While the cattle market (pasar ternak) is
the domain of the men, the everyday village market is the world of women-haggling,
gossiping, cooking, working. Markets in most villages, even the size of
Ubud, take place every three days where you'll see a cornucopia of grains,
beans, seeds, greens, fruit, and pastes of all colors and textures, as
well as typical pasar, and snacks such as klepon, pisang rai, bubur sumsum.
Stands in the markets serve up soups, vegetables, curries, betel nut wrapped
in palm leaf. Great care is taken to make the food attractive so as to
catch the shopper's eye: flowers are strewn over fruit, dishes are brightly
garnished, and green leaves are spread under vegetables. Get there by 0600
with the housewives and pembantus (house-servants) because the best and
freshest produce and the best prices go to the quick and audacious. There
are at least three price levels: the lowest to those in the same kampung,
a higher price to fellow Balinese, and highest of all to the Javanese and
other foreigners who pay a "newcomer's tax" on local goods and
services (don't feel ripped off, it's a negligible amount). Treat bargaining
as entertainment, an enjoyable means of communication.
Supermarkets
At a number of Western-style, air-conditioned supermarkets around the island
you can score such imported and expensive items as peanut butter, jams,
cereal, liquor, Australian T-bone steaks, New Zealand lamb legs, U.S. sirloins
(local meat is too lean and tough), frozen meat, and fresh seafood from
lobster to snapper. Most are laid out like mini-shopping malls. Some even
offer discounted goods, giveaways, and special promotions. Kuta's Galael
Dewata (with a branch on Jl. Bypass in Sanur) has the best deli and wine
selections (bottles of wine start at Rp20,000). There's even a market in
Seminyak near the road down to the Oberoi that's open 24-hours called K-Markt.

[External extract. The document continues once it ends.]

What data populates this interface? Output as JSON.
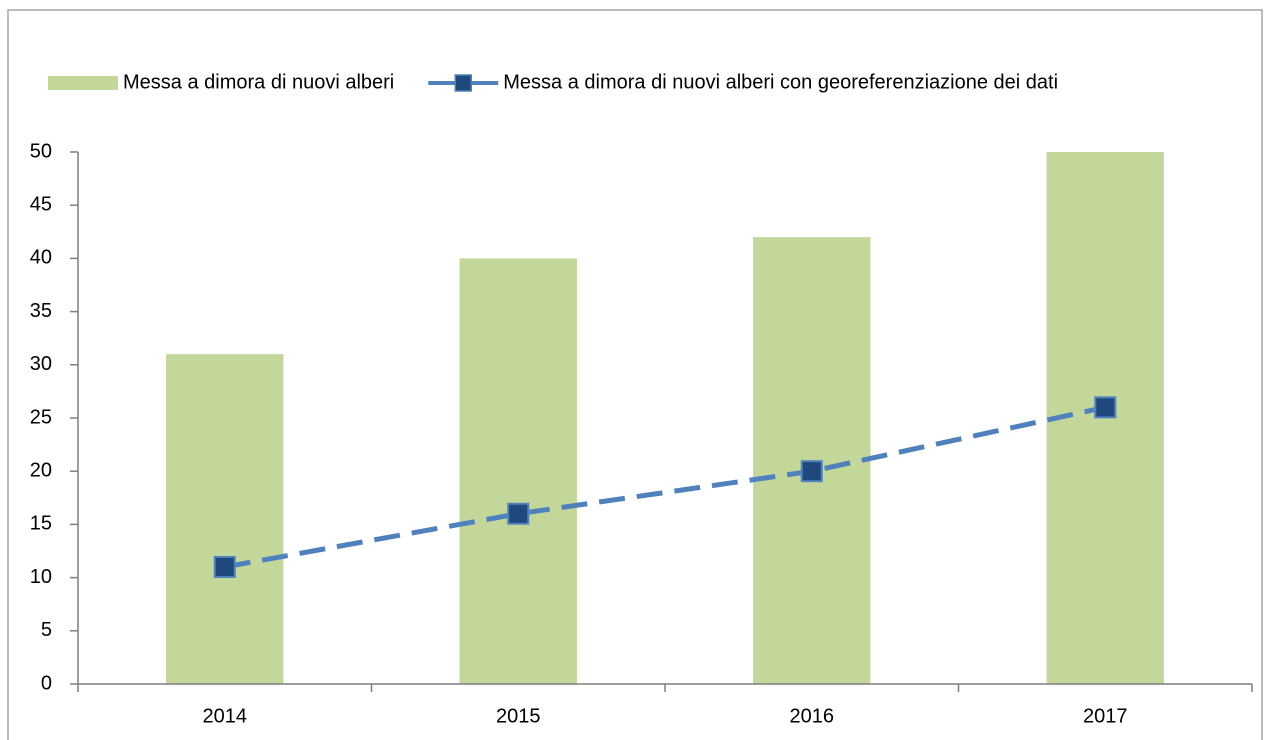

It carries deli items like fresh and processed cheeses, fresh baked breads,
dairy products, cereals, biscuits, and beverages. If you're buying biscuits,
nuts, and snacks, get the Indonesian product, which is fresh, delicious,
and cheap. Especially good are the locally produced butter cookies and
shortbreads. All imported fruit is expensive, but if you want oranges or
stone fruit you have no choice in the matter.